A $360M Round With No Equity Strings Attached
The beauty and wellness industry just witnessed a landmark funding moment. Musely, a direct-to-consumer brand specializing in skin care, hair care, and menopause wellness, has secured $360 million from prominent venture capital firm General Catalyst — and remarkably, the company didn't have to give up ownership to get it.
The term "non-dilutive capital" is the real headline here. Unlike a traditional equity round — where a startup sells a percentage of itself in exchange for cash — non-dilutive financing means Musely pockets the money without ceding any stake. These structures, which often take the form of revenue-based financing or structured credit agreements, see investors repaid through a portion of future revenues rather than equity.
For founders, this distinction is enormous. Dilution is one of the most painful trade-offs in startup growth: every new funding round chips away at the founding team's ownership. By securing one of the largest non-dilutive rounds in the DTC wellness space, Musely's leadership preserved their cap table while still gaining the fuel they need to scale.
What Musely Actually Does
Musely operates at the intersection of telehealth and DTC beauty, offering prescription-strength and science-backed treatments for skin conditions, hair loss, and menopause symptoms — all delivered directly to consumers through a digital platform. Customers consult with licensed providers online and receive personalized treatment plans shipped to their door.
This model has exploded in popularity as consumers increasingly favour the convenience of virtual consultations over in-person dermatology visits, particularly for conditions that carry social stigma or simply don't require a physical exam. The category has seen fierce competition from players like Hims & Hers and Ro, making capital — and how cleanly you hold on to it — a key battleground.

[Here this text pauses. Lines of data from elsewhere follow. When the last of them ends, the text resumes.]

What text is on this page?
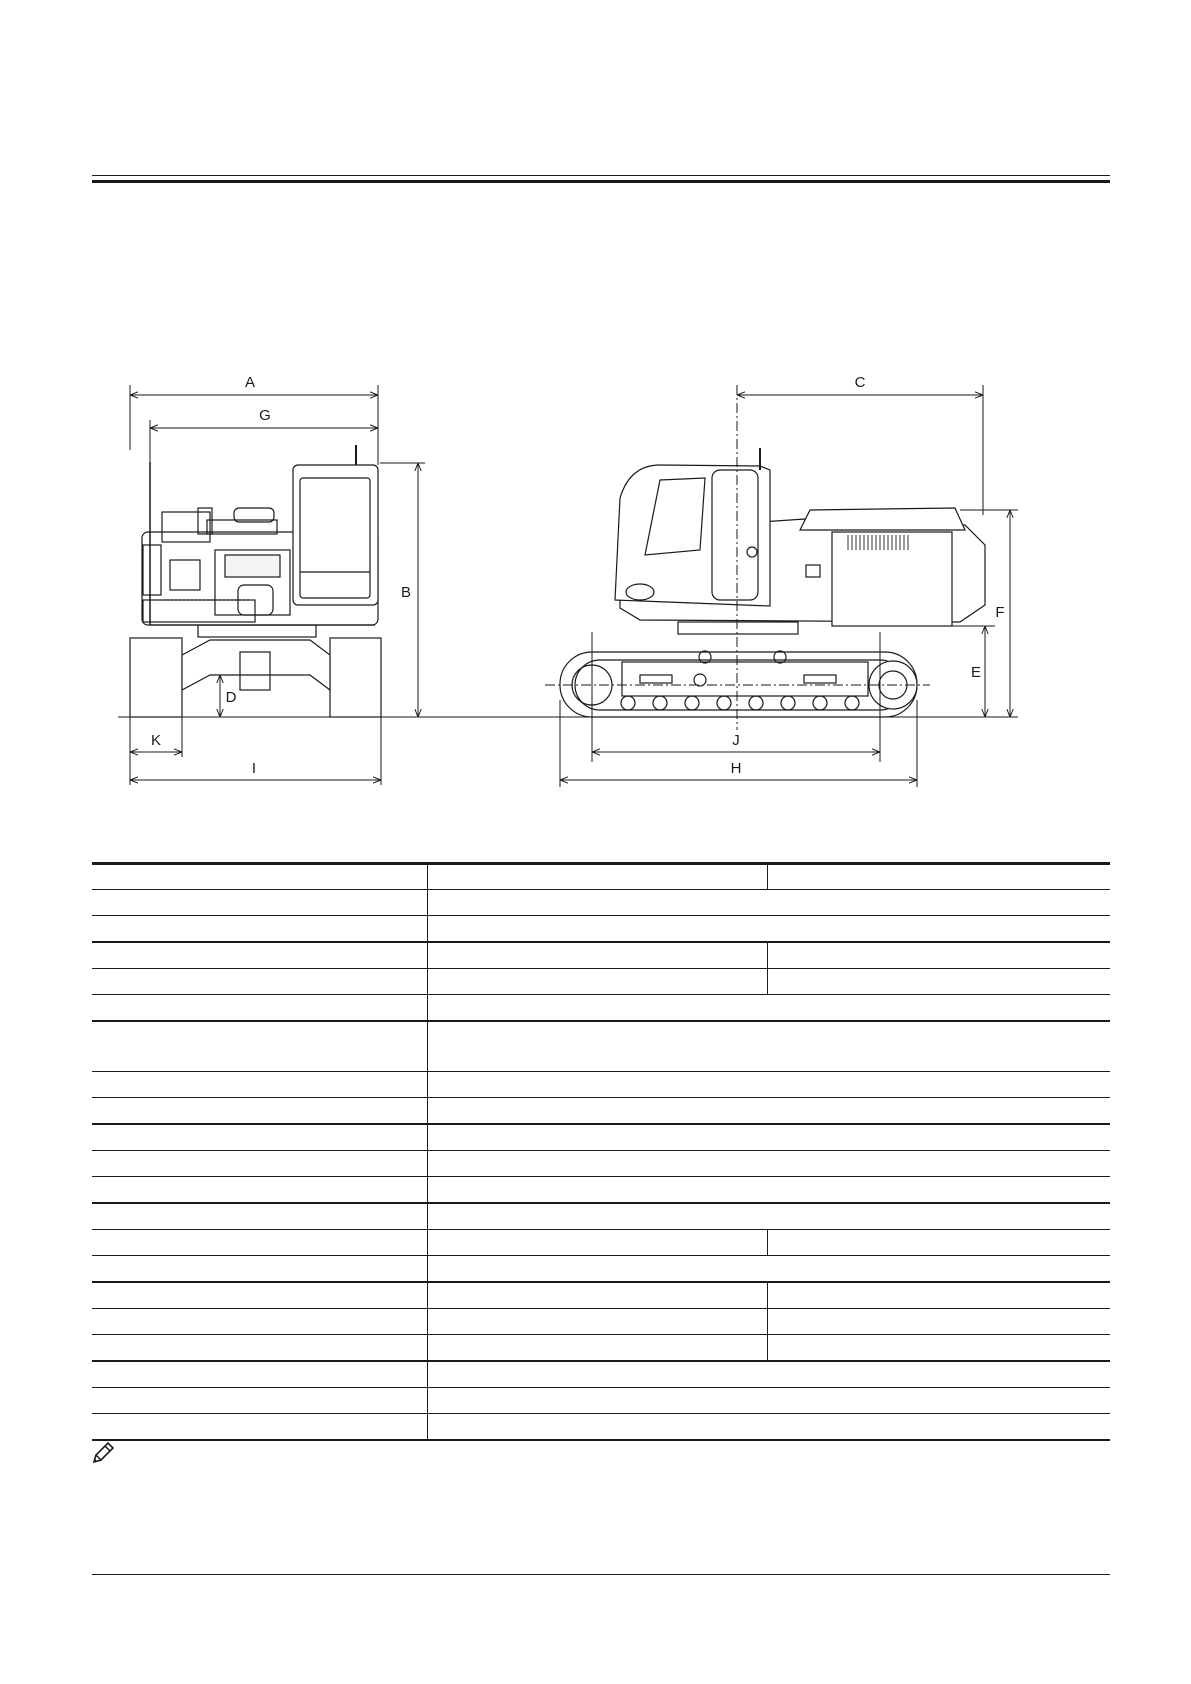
A
G
B
D
K
I
C
F
E
J
H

Supercharging Customer Acquisition
Musely plans to deploy the $360 million squarely on customer acquisition — pouring resources into marketing, digital advertising, and expanding its addressable audience. In a crowded DTC market where brands are competing aggressively for the same online eyeballs, having a war chest of this size without the dilution burden gives Musely a meaningful structural edge over rivals who had to trade equity for their growth capital.

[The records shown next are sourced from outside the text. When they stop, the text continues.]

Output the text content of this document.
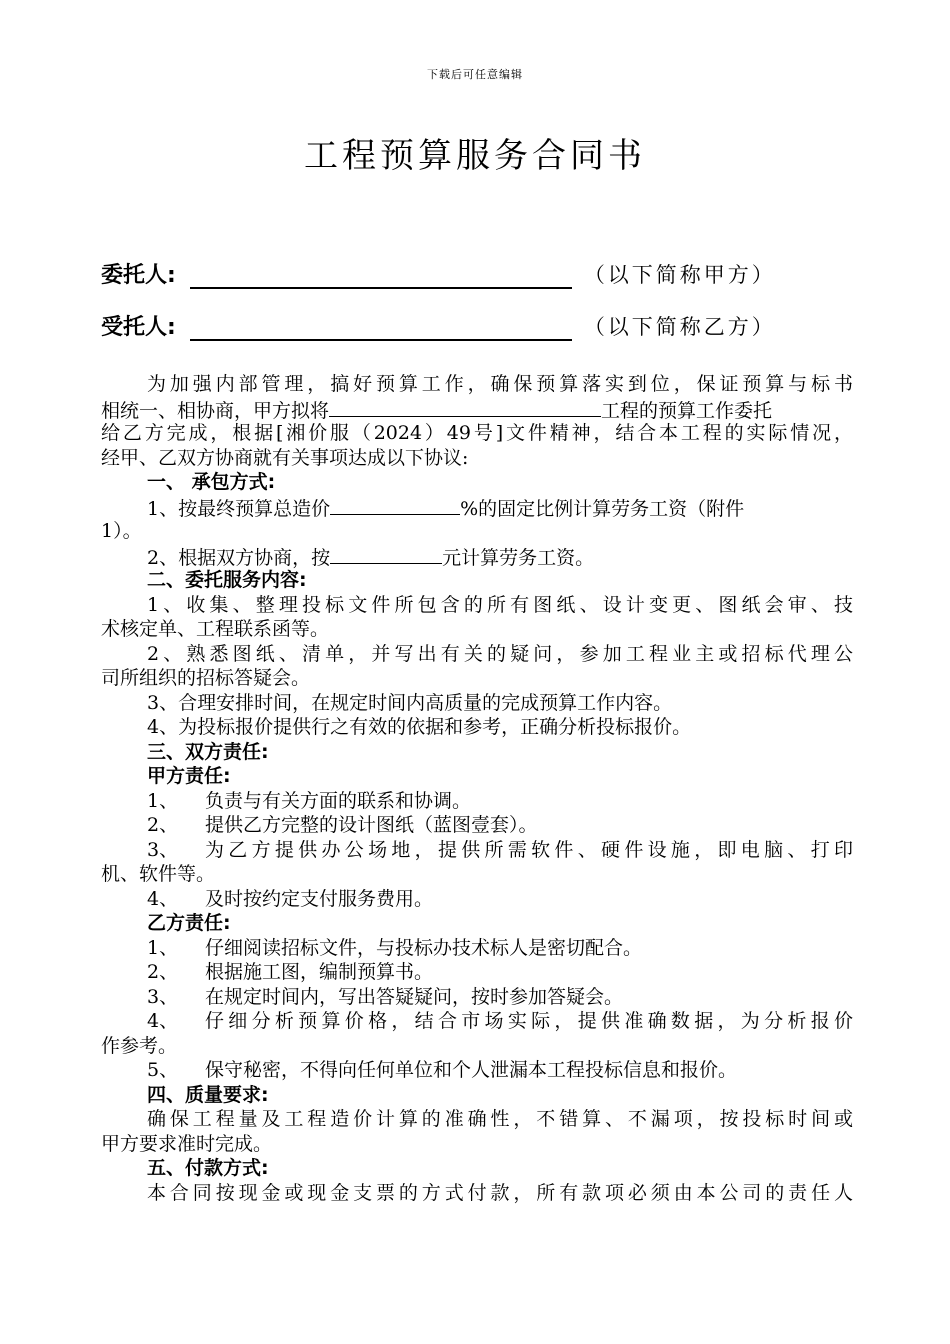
下载后可任意编辑
工程预算服务合同书
委托人:	（以下简称甲方）
受托人:	（以下简称乙方）
为加强内部管理，搞好预算工作，确保预算落实到位，保证预算与标书
相统一、相协商，甲方拟将	工程的预算工作委托
给乙方完成，根据[湘价服（2024）49号]文件精神，结合本工程的实际情况，
经甲、乙双方协商就有关事项达成以下协议:
一、 承包方式:
1、按最终预算总造价	%的固定比例计算劳务工资（附件
1）。
2、根据双方协商，按	元计算劳务工资。
二、委托服务内容:
1、收集、整理投标文件所包含的所有图纸、设计变更、图纸会审、技
术核定单、工程联系函等。
2、熟悉图纸、清单，并写出有关的疑问，参加工程业主或招标代理公
司所组织的招标答疑会。
3、合理安排时间，在规定时间内高质量的完成预算工作内容。
4、为投标报价提供行之有效的依据和参考，正确分析投标报价。
三、双方责任:
甲方责任:
1、	负责与有关方面的联系和协调。
2、	提供乙方完整的设计图纸（蓝图壹套）。
3、	为乙方提供办公场地，提供所需软件、硬件设施，即电脑、打印
机、软件等。
4、	及时按约定支付服务费用。
乙方责任:
1、	仔细阅读招标文件，与投标办技术标人是密切配合。
2、	根据施工图，编制预算书。
3、	在规定时间内，写出答疑疑问，按时参加答疑会。
4、	仔细分析预算价格，结合市场实际，提供准确数据，为分析报价
作参考。
5、	保守秘密，不得向任何单位和个人泄漏本工程投标信息和报价。
四、质量要求:
确保工程量及工程造价计算的准确性，不错算、不漏项，按投标时间或
甲方要求准时完成。
五、付款方式:
本合同按现金或现金支票的方式付款，所有款项必须由本公司的责任人
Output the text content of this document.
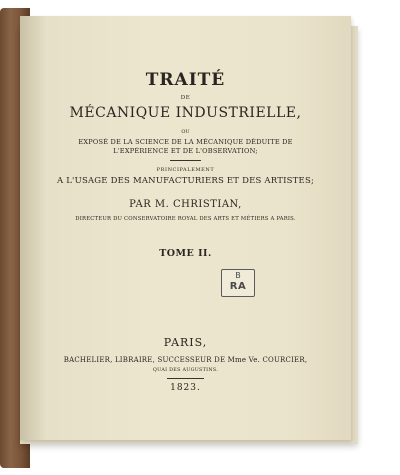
TRAITÉ
DE
MÉCANIQUE INDUSTRIELLE,
OU
EXPOSÉ DE LA SCIENCE DE LA MÉCANIQUE DÉDUITE DE
L'EXPÉRIENCE ET DE L'OBSERVATION;
PRINCIPALEMENT
A L'USAGE DES MANUFACTURIERS ET DES ARTISTES;
PAR M. CHRISTIAN,
DIRECTEUR DU CONSERVATOIRE ROYAL DES ARTS ET MÉTIERS A PARIS.
TOME II.
B
RA
PARIS,
BACHELIER, LIBRAIRE, SUCCESSEUR DE Mme Ve. COURCIER,
QUAI DES AUGUSTINS.
1823.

Why This Deal Structure Matters
General Catalyst's willingness to deploy at this scale on non-dilutive terms signals strong confidence in Musely's revenue trajectory and ability to repay through future performance. The firm — one of the most active in U.S. health tech and consumer health — has been increasingly drawn to models where lifetime customer value is high and the unit economics can support structured repayment.

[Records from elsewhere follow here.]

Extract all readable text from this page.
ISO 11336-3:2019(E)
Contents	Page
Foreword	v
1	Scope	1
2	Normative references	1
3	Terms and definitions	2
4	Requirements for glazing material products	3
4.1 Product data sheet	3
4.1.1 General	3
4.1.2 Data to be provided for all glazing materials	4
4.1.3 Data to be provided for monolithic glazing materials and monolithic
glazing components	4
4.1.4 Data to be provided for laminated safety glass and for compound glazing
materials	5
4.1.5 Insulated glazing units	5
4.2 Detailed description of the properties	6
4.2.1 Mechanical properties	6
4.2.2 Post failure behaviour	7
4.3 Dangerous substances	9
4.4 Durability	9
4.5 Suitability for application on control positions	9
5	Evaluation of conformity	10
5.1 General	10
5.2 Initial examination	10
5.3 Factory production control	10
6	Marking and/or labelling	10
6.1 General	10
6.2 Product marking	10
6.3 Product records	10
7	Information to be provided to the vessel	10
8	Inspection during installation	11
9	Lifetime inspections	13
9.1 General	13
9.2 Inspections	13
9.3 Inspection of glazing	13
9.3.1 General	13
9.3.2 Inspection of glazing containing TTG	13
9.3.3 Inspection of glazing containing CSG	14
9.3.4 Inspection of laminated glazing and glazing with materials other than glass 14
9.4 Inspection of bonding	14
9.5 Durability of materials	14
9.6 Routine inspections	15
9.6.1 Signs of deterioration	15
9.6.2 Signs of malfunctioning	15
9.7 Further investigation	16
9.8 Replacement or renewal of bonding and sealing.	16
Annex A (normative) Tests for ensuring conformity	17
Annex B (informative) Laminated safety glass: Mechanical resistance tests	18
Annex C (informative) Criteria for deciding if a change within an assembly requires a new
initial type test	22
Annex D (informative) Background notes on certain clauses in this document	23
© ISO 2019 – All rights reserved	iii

The deal also reflects a broader shift in how growth-stage companies think about financing. As traditional equity rounds face more scrutiny in tighter markets, revenue-based and non-dilutive structures are gaining ground, especially in DTC health where customer acquisition costs are steep but repeat purchase behaviour can be strong.
The Bigger Picture
For Musely, the $360 million positions the company to push harder on its core mission: making prescription-strength treatments more accessible, affordable, and convenient — without handing the keys to outside investors. It's a rare outcome in venture financing, and one that other founders in the consumer health space will be watching closely.